Com o início do recesso neste sábado, as negociações serão temporariamente congeladas. A expectativa é de que os debates sejam retomados em agosto, embora o período enfrente o esvaziamento tradicional do Congresso em anos eleitorais. O próprio presidente do Senado anunciou que haverá apenas duas semanas de esforço concentrado entre os meses de agosto e setembro, liberando os parlamentares para realizarem campanhas nos estados.
Entenda as regras do projeto travado no Senado
Caso Alcolumbre dê andamento ao rito regimental, a expectativa é de que a PEC avance de forma célere na CCJ, que é presidida pelo senador governista Otto Alencar (PSD-BA). O plano consiste em indicar o líder do PSD, Omar Aziz (AM), para a relatoria da proposta. Alcolumbre indicou que manterá o trâmite padrão para emendas constitucionais, rejeitando sugestões da oposição de criar uma comissão especial externa.
Os principais pontos da proposta voltada ao benefício dos trabalhadores incluem:
- Nova Carga Horária: Limite máximo de 40 horas de trabalho semanais e instituição de dois dias de descanso por semana, a serem gozados preferencialmente aos domingos.
- Transição Gradual: Redução inicial de duas horas na jornada após 60 dias da promulgação da PEC, seguida pelo corte de mais duas horas após 12 meses, completando o ciclo em 14 meses.
- Irredutibilidade Salarial: Fica expressamente proibida qualquer diminuição de salários ou pagamento proporcional inferior em função da nova carga horária estabelecida.
- Acordos Coletivos: Abre-se margem para que convenções e acordos coletivos definam as especificidades e adaptações de cada categoria profissional.

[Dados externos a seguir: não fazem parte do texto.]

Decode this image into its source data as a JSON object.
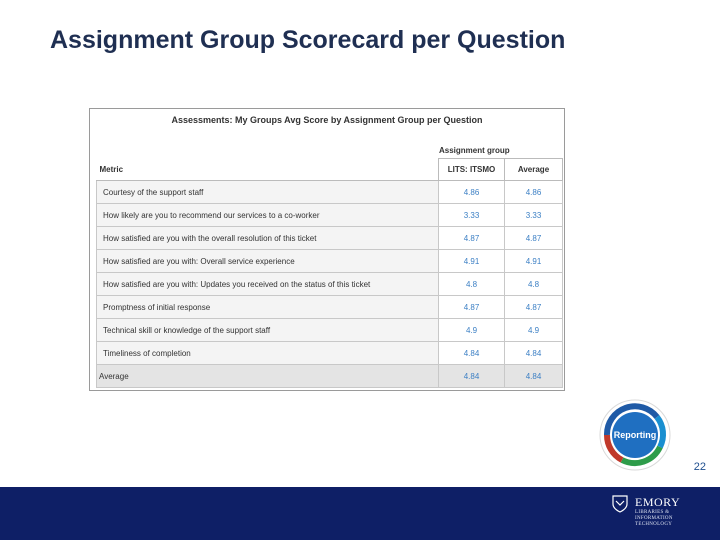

- Teto de Elegibilidade: As regras de controle de jornada não englobam profissionais com remuneração mensal igual ou superior a duas vezes e meia o teto do INSS, excetuando-se o funcionalismo público.
- Contratos Públicos: Contratos de prestação de serviços com o poder público que utilizem mão de obra contínua deverão ser revisados e aditados em até 12 meses.
- Apoio a Pequenas Empresas: Previsão de criação de uma lei complementar com medidas transitórias para Microempreendedores Individuais (MEI) e empresas de pequeno porte, permitindo a ampliação do teto de faturamento e a contratação de mais funcionários.
Para virar lei, a proposta precisa da aprovação por maioria absoluta dos membros da CCJ e, posteriormente, passar por dois turnos de votação no Plenário do Senado, necessitando de quórum qualificado após cinco sessões obrigatórias de discussão.